Pierre Granche graduated from the École des beaux-arts de Montréal in 1969 where he started created sculptures from different metals. After his studies, he then proceeded to learn new welding techniques. In 1976, he pursued advanced studies in sculpture at the Université de Vincennes in Paris.
Pierre Granche chose installation as his sculptural practice for public art or for exhibition sites. The artist renewed the codes of artistic practice in Quebec by expanding the notion of the artist, his or her art and the exhibition site. The artist shows interest at an early stage in spatial organization, structural topology and topography. He sees art practically as a science, two fields for which research is a fundamental and intrinsic element. Formal research was his source of inspiration. Among the artists interested by art and the city, Granche belonged to a sub-group of people that were forever conscious for the perpetually changing aspect of the urban landscape.
It is paramount that artists integrate their work to architecture in Quebec. He participated in the Comité de la politique d’intégration au ministère des Travaux publics et de l’Approvisionnement’s study sessions and offered his services as a specialist in committees dedicated to selecting projects. Throughout his brief career, Pierre Granche created more than a hundred works of art which he integrated to architecture, to nature and, in an ephemeral way, to the exhibition site. He also created twenty public art works.
As a teacher at the Université de Montréal from 1975 until his death in 1997, Granche helped found the plastic arts section within the Département d’histoire de l’art. For Granche, you could only learn by working on concrete projects. He included students in the fulfillment of public orders or important installations for museums, adding a modern twist to the operating methods of the prestigious studios of the Renaissance or the Bauhaus.

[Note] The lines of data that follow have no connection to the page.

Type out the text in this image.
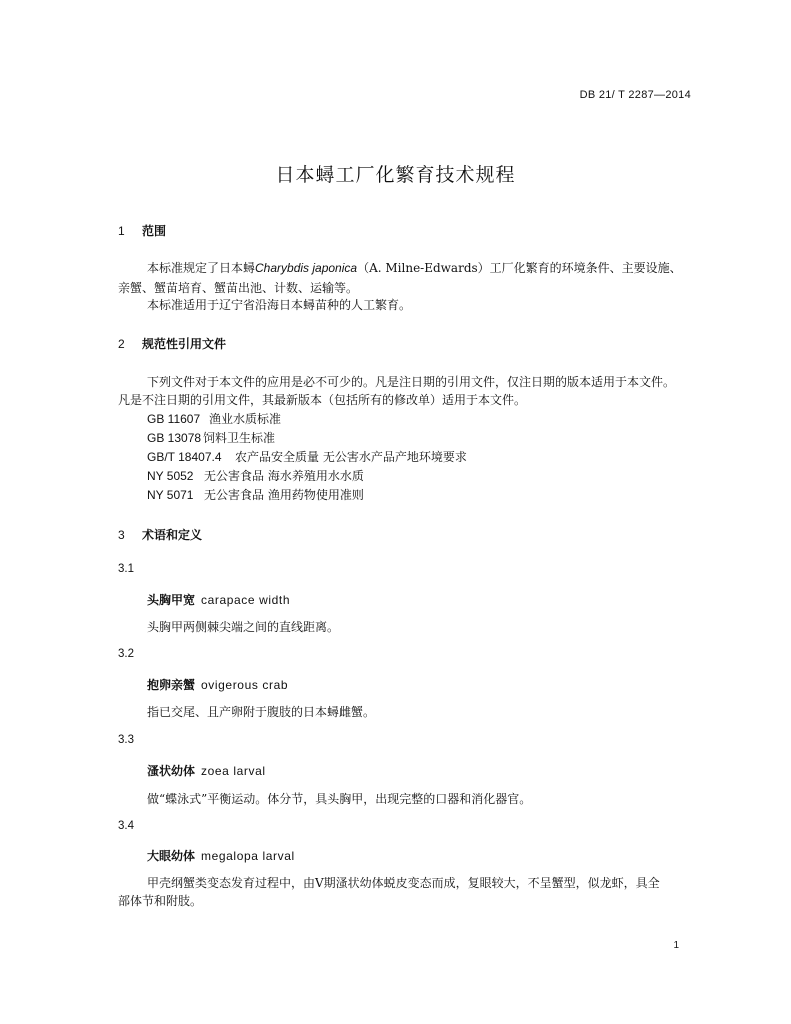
DB 21/ T 2287—2014
日本蟳工厂化繁育技术规程
1 范围
本标准规定了日本蟳Charybdis japonica（A. Milne-Edwards）工厂化繁育的环境条件、主要设施、
亲蟹、蟹苗培育、蟹苗出池、计数、运输等。
本标准适用于辽宁省沿海日本蟳苗种的人工繁育。
2 规范性引用文件
下列文件对于本文件的应用是必不可少的。凡是注日期的引用文件，仅注日期的版本适用于本文件。
凡是不注日期的引用文件，其最新版本（包括所有的修改单）适用于本文件。
GB 11607 渔业水质标准
GB 13078 饲料卫生标准
GB/T 18407.4 农产品安全质量 无公害水产品产地环境要求
NY 5052 无公害食品 海水养殖用水水质
NY 5071 无公害食品 渔用药物使用准则
3 术语和定义
3.1
头胸甲宽 carapace width
头胸甲两侧棘尖端之间的直线距离。
3.2
抱卵亲蟹 ovigerous crab
指已交尾、且产卵附于腹肢的日本蟳雌蟹。
3.3
溞状幼体 zoea larval
做“蝶泳式”平衡运动。体分节，具头胸甲，出现完整的口器和消化器官。
3.4
大眼幼体 megalopa larval
甲壳纲蟹类变态发育过程中，由Ⅴ期溞状幼体蜕皮变态而成，复眼较大，不呈蟹型，似龙虾，具全
部体节和附肢。
1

The work is composed of four elements: a luminous base of glass plates evoking water, an island, or the earth’s stratification; an “urban totem,” an image-synthesis of the city and its history in three phases; a procession of figures recalling moments, legends and objects from our collective memory; and a communication tower rooted in a mountain of books, a reflection of the Museum’s knowledge and of its role in research and diffusion.